2.000 Vermisste
Erdrutsch in Papua-Neuguinea vermutlich verheerender als bislang angenommen
Nach dem verheerenden Erdrutsch im Hochland von Papua-Neuguinea, bei dem am Freitag vermutlich mehr als 670 Menschen ums Leben gekommen sind, haben Rettungskräfte ein Paar lebend aus einem der verschütteten Häuser gerettet. Gleichzeitig steigt die Sorge, dass die Todeszahlen noch drastisch höher liegen könnten. 2.000 Menschen sollen vermisst sein.

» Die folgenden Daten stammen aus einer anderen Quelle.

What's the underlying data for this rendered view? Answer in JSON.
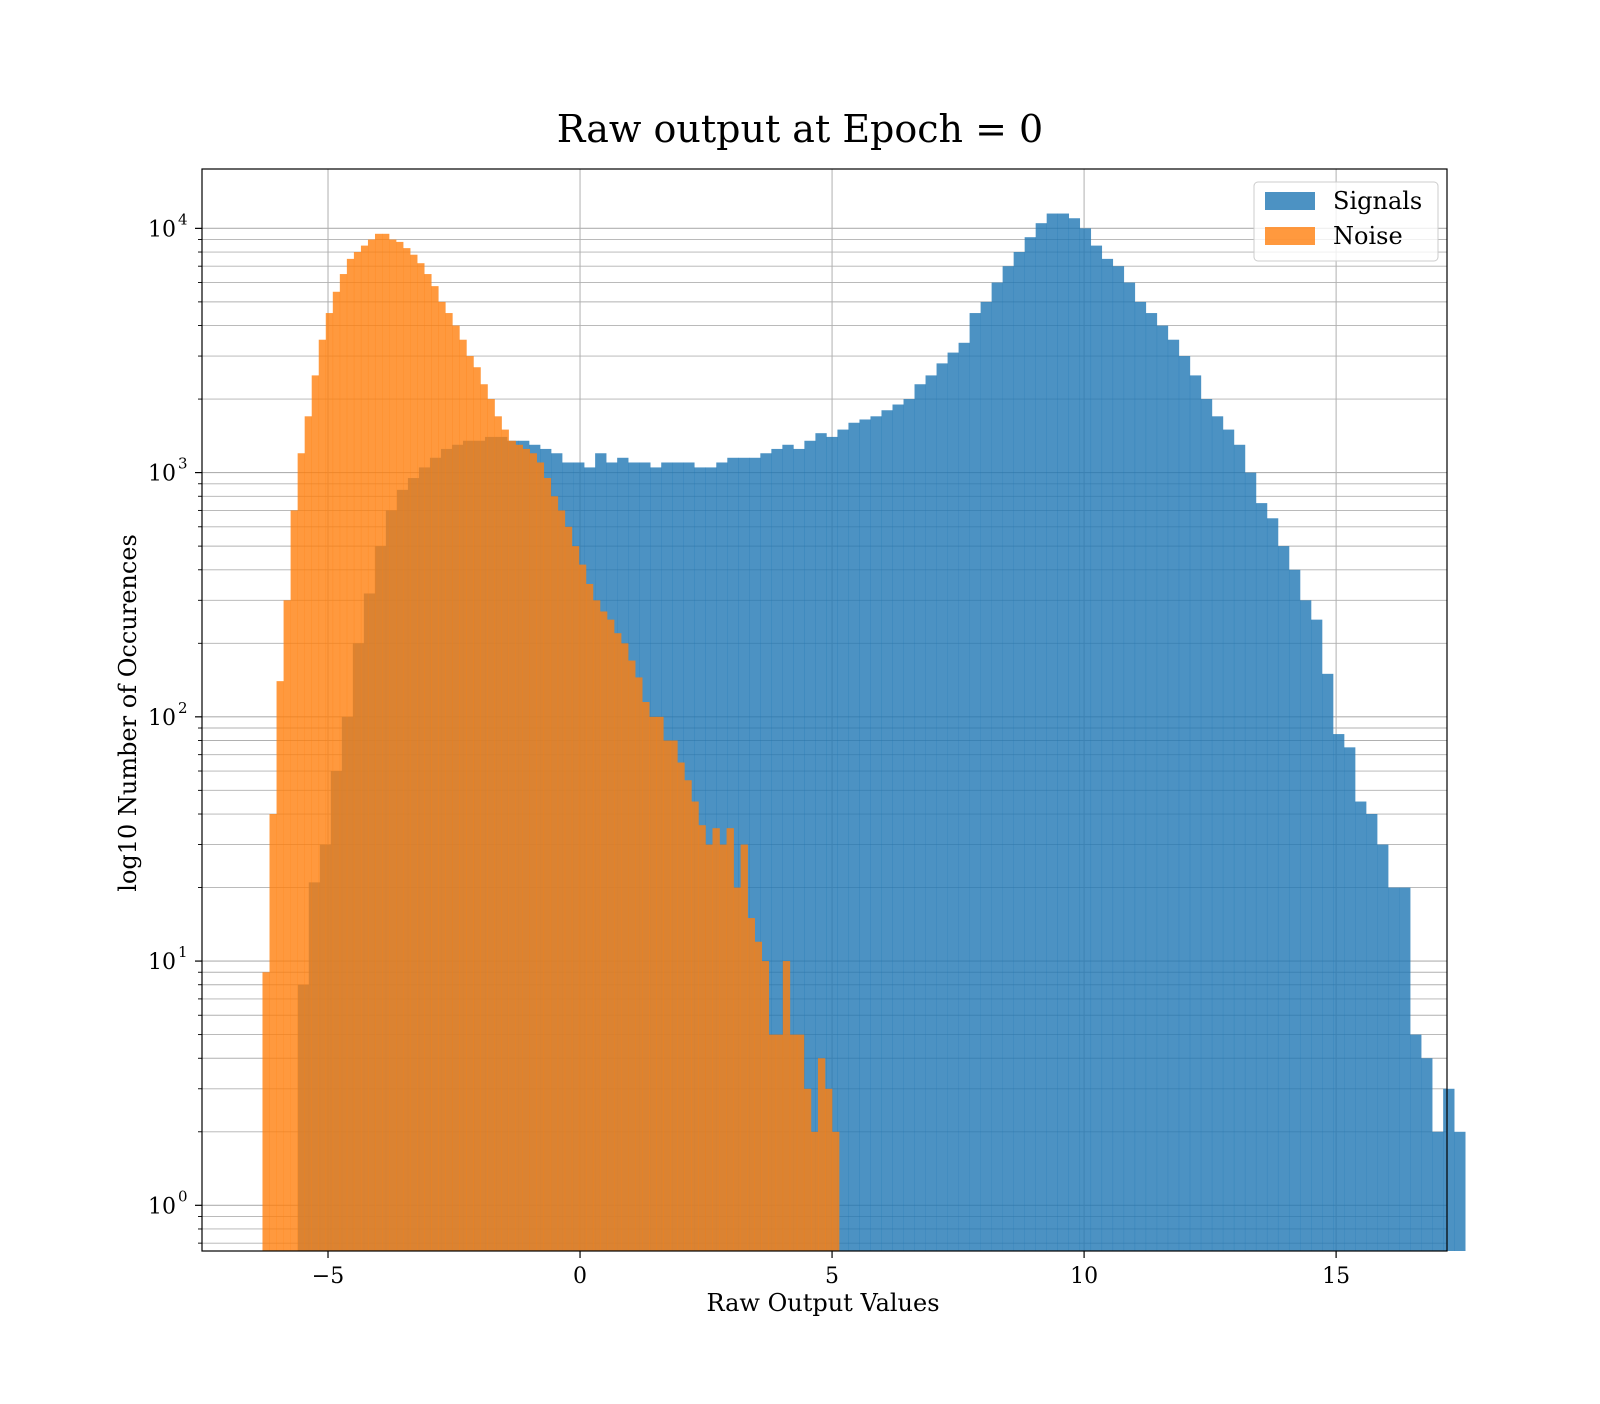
{
  "chart_data": {
    "type": "bar",
    "title": "Raw output at Epoch = 0",
    "xlabel": "Raw Output Values",
    "ylabel": "log10 Number of Occurences",
    "xlim": [
      -7.5,
      17.2
    ],
    "ylim": [
      0.65,
      17500
    ],
    "yscale": "log",
    "grid": true,
    "legend_position": "top-right",
    "x_ticks": [
      {
        "value": -5,
        "label": "−5"
      },
      {
        "value": 0,
        "label": "0"
      },
      {
        "value": 5,
        "label": "5"
      },
      {
        "value": 10,
        "label": "10"
      },
      {
        "value": 15,
        "label": "15"
      }
    ],
    "y_ticks": [
      {
        "value": 1,
        "base": "10",
        "exp": "0"
      },
      {
        "value": 10,
        "base": "10",
        "exp": "1"
      },
      {
        "value": 100,
        "base": "10",
        "exp": "2"
      },
      {
        "value": 1000,
        "base": "10",
        "exp": "3"
      },
      {
        "value": 10000,
        "base": "10",
        "exp": "4"
      }
    ],
    "series": [
      {
        "name": "Signals",
        "color": "#1f77b4",
        "opacity": 0.8,
        "bin_start": -5.6,
        "bin_width": 0.2185,
        "counts": [
          8,
          21,
          30,
          60,
          100,
          200,
          320,
          500,
          700,
          850,
          950,
          1050,
          1150,
          1250,
          1300,
          1350,
          1350,
          1400,
          1400,
          1350,
          1350,
          1300,
          1250,
          1200,
          1100,
          1100,
          1050,
          1200,
          1100,
          1150,
          1100,
          1100,
          1050,
          1100,
          1100,
          1100,
          1050,
          1050,
          1100,
          1150,
          1150,
          1150,
          1200,
          1250,
          1300,
          1250,
          1350,
          1450,
          1400,
          1500,
          1600,
          1650,
          1700,
          1800,
          1900,
          2000,
          2300,
          2500,
          2800,
          3100,
          3400,
          4500,
          5000,
          6000,
          7000,
          8000,
          9200,
          10500,
          11500,
          11500,
          11000,
          10000,
          8500,
          7500,
          7000,
          6000,
          5000,
          4500,
          4000,
          3500,
          3000,
          2500,
          2000,
          1700,
          1500,
          1300,
          1000,
          750,
          650,
          500,
          400,
          300,
          250,
          150,
          85,
          75,
          45,
          40,
          30,
          20,
          20,
          5,
          4,
          2,
          3,
          2
        ]
      },
      {
        "name": "Noise",
        "color": "#ff7f0e",
        "opacity": 0.8,
        "bin_start": -6.3,
        "bin_width": 0.1395,
        "counts": [
          9,
          40,
          140,
          300,
          700,
          1200,
          1700,
          2500,
          3500,
          4500,
          5500,
          6500,
          7500,
          8000,
          8500,
          9000,
          9500,
          9500,
          9000,
          8800,
          8300,
          7800,
          7200,
          6500,
          5800,
          5000,
          4500,
          4000,
          3500,
          3000,
          2700,
          2300,
          2000,
          1700,
          1500,
          1350,
          1300,
          1250,
          1200,
          1100,
          950,
          800,
          700,
          600,
          500,
          420,
          350,
          300,
          270,
          250,
          220,
          200,
          170,
          145,
          115,
          100,
          100,
          80,
          80,
          65,
          55,
          45,
          36,
          30,
          35,
          30,
          35,
          20,
          30,
          15,
          12,
          10,
          5,
          5,
          10,
          5,
          5,
          3,
          2,
          4,
          3,
          2
        ]
      }
    ]
  }
}
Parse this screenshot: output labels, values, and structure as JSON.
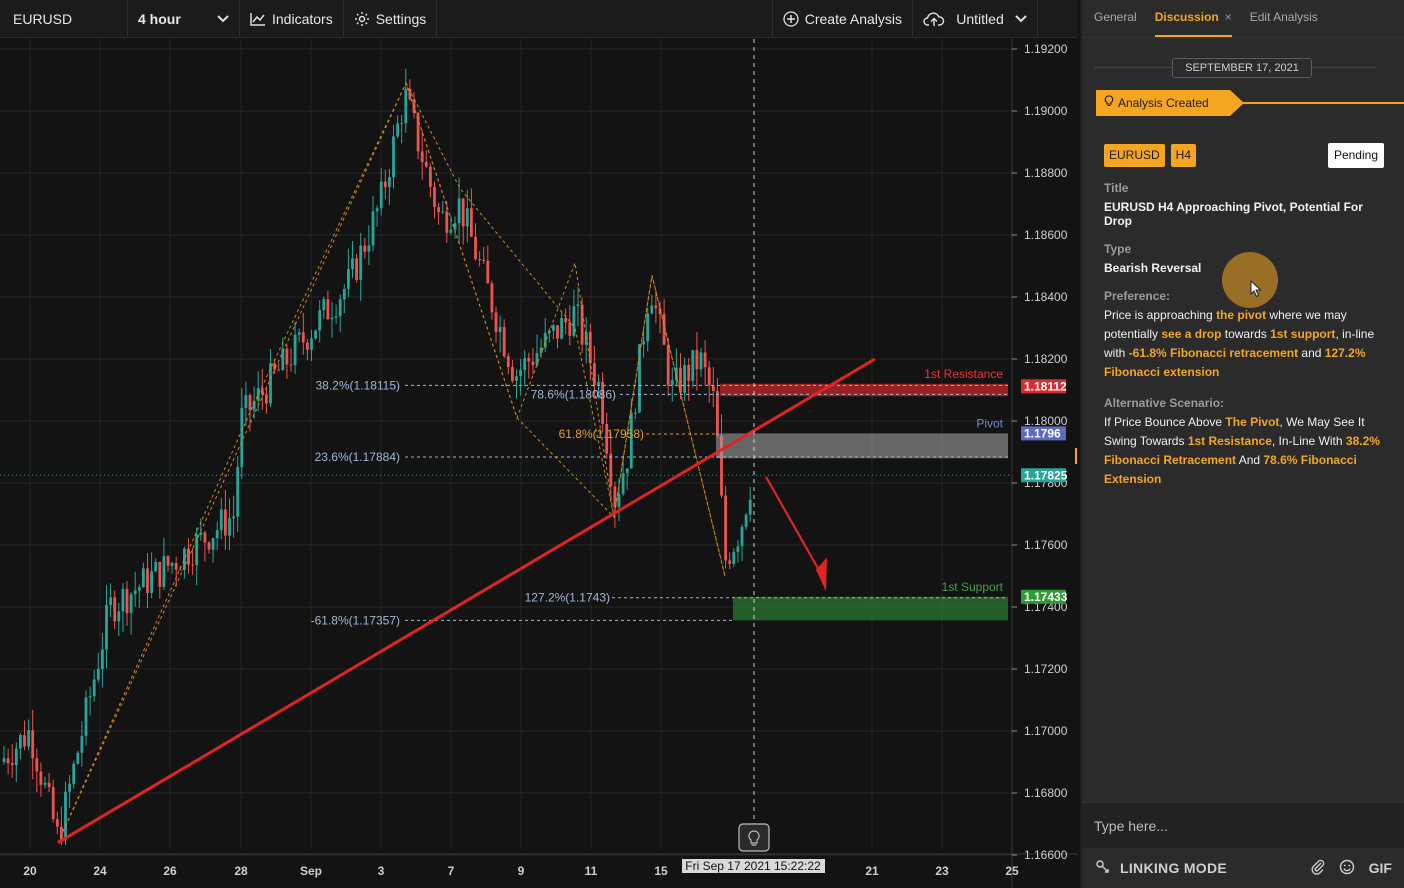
{
  "toolbar": {
    "symbol": "EURUSD",
    "interval": "4 hour",
    "indicators_label": "Indicators",
    "settings_label": "Settings",
    "create_analysis_label": "Create Analysis",
    "layout_name": "Untitled"
  },
  "panel": {
    "tabs": [
      {
        "label": "General"
      },
      {
        "label": "Discussion",
        "close": "×"
      },
      {
        "label": "Edit Analysis"
      }
    ],
    "date": "SEPTEMBER 17, 2021",
    "event": "Analysis Created",
    "card": {
      "symbol_badge": "EURUSD",
      "timeframe_badge": "H4",
      "status": "Pending",
      "title_label": "Title",
      "title_value": "EURUSD H4 Approaching Pivot, Potential For Drop",
      "type_label": "Type",
      "type_value": "Bearish Reversal",
      "preference_label": "Preference:",
      "preference": [
        {
          "t": "Price is approaching "
        },
        {
          "t": "the pivot",
          "hl": true
        },
        {
          "t": " where we may potentially "
        },
        {
          "t": "see a drop",
          "hl": true
        },
        {
          "t": " towards "
        },
        {
          "t": "1st support",
          "hl": true
        },
        {
          "t": ", in-line with "
        },
        {
          "t": "-61.8% Fibonacci retracement",
          "hl": true
        },
        {
          "t": " and "
        },
        {
          "t": "127.2% Fibonacci extension",
          "hl": true
        }
      ],
      "alternative_label": "Alternative Scenario:",
      "alternative": [
        {
          "t": "If Price Bounce Above "
        },
        {
          "t": "The Pivot",
          "hl": true
        },
        {
          "t": ", We May See It Swing Towards "
        },
        {
          "t": "1st Resistance",
          "hl": true
        },
        {
          "t": ", In-Line With "
        },
        {
          "t": "38.2% Fibonacci Retracement",
          "hl": true
        },
        {
          "t": " And "
        },
        {
          "t": "78.6% Fibonacci Extension",
          "hl": true
        }
      ]
    },
    "input_placeholder": "Type here...",
    "linking_mode": "LINKING MODE",
    "gif_label": "GIF"
  },
  "chart_data": {
    "type": "candlestick",
    "symbol": "EURUSD",
    "timeframe": "4 hour",
    "ylim": [
      1.166,
      1.192
    ],
    "y_ticks": [
      "1.19200",
      "1.19000",
      "1.18800",
      "1.18600",
      "1.18400",
      "1.18200",
      "1.18000",
      "1.17800",
      "1.17600",
      "1.17400",
      "1.17200",
      "1.17000",
      "1.16800",
      "1.16600"
    ],
    "x_ticks": [
      "20",
      "24",
      "26",
      "28",
      "Sep",
      "3",
      "7",
      "9",
      "11",
      "15",
      "21",
      "23",
      "25"
    ],
    "crosshair_label": "Fri Sep 17 2021 15:22:22",
    "price_tags": [
      {
        "label": "1.18112",
        "value": 1.18112,
        "color": "#d32f2f"
      },
      {
        "label": "1.1796",
        "value": 1.1796,
        "color": "#5c6bc0"
      },
      {
        "label": "1.17825",
        "value": 1.17825,
        "color": "#26a69a"
      },
      {
        "label": "1.17433",
        "value": 1.17433,
        "color": "#2e9d32"
      }
    ],
    "zones": [
      {
        "name": "1st Resistance",
        "from": 1.1808,
        "to": 1.1812,
        "color": "#c62828"
      },
      {
        "name": "Pivot",
        "from": 1.1788,
        "to": 1.1796,
        "color": "#9e9e9e"
      },
      {
        "name": "1st Support",
        "from": 1.17357,
        "to": 1.17433,
        "color": "#2e7d32"
      }
    ],
    "fib_levels": [
      {
        "label": "38.2%(1.18115)",
        "value": 1.18115
      },
      {
        "label": "78.6%(1.18086)",
        "value": 1.18086
      },
      {
        "label": "61.8%(1.17958)",
        "value": 1.17958
      },
      {
        "label": "23.6%(1.17884)",
        "value": 1.17884
      },
      {
        "label": "127.2%(1.1743)",
        "value": 1.1743
      },
      {
        "label": "-61.8%(1.17357)",
        "value": 1.17357
      }
    ],
    "trendline": [
      [
        1.1664,
        0
      ],
      [
        1.182,
        1
      ]
    ]
  }
}
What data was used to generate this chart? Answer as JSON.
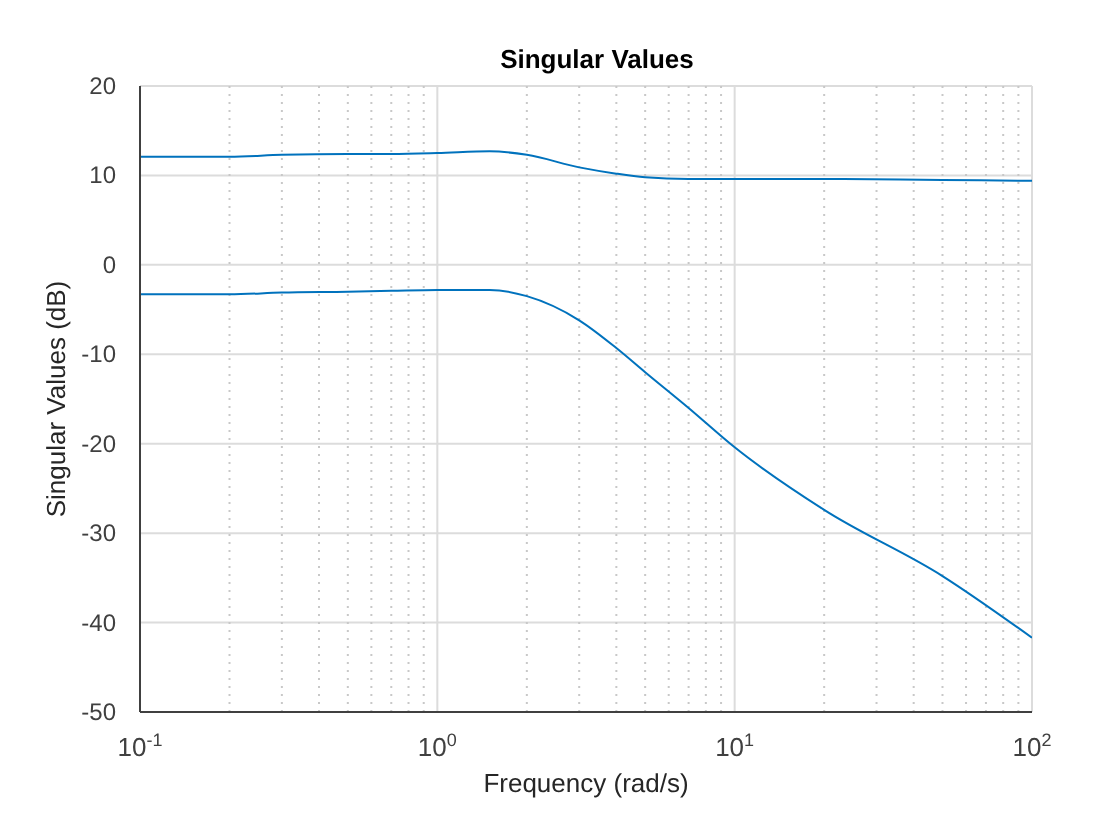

Es fehlt an schwerem Räumungsgerät in der Katastrophenregion Foto: Mohamud Omer/International Organization for Migration/AFP
Hoffnung inmitten der Tragödie: Lokale Medien in Papua-Neuguinea berichten, dass es trotz der großen Verwüstung, die ein Erdrutsch am frühen Freitagmorgen im Hochland des nördlich von Australien gelegenen Inselstaates ausgelöst hat, zwei Überlebende gebe. Die Helfer, die sich durch teilweise bis zu acht Meter hohe Erd- und Geröllmassen graben müssen und dabei mit Schaufeln und bloßen Händen graben, sollen ein Paar lebend aus den Trümmern geborgen haben. Ihr Haus soll sich am Rande des betroffenen Gebietes befinden, in dem mindestens 670 Menschen ums Leben gekommen sein sollen.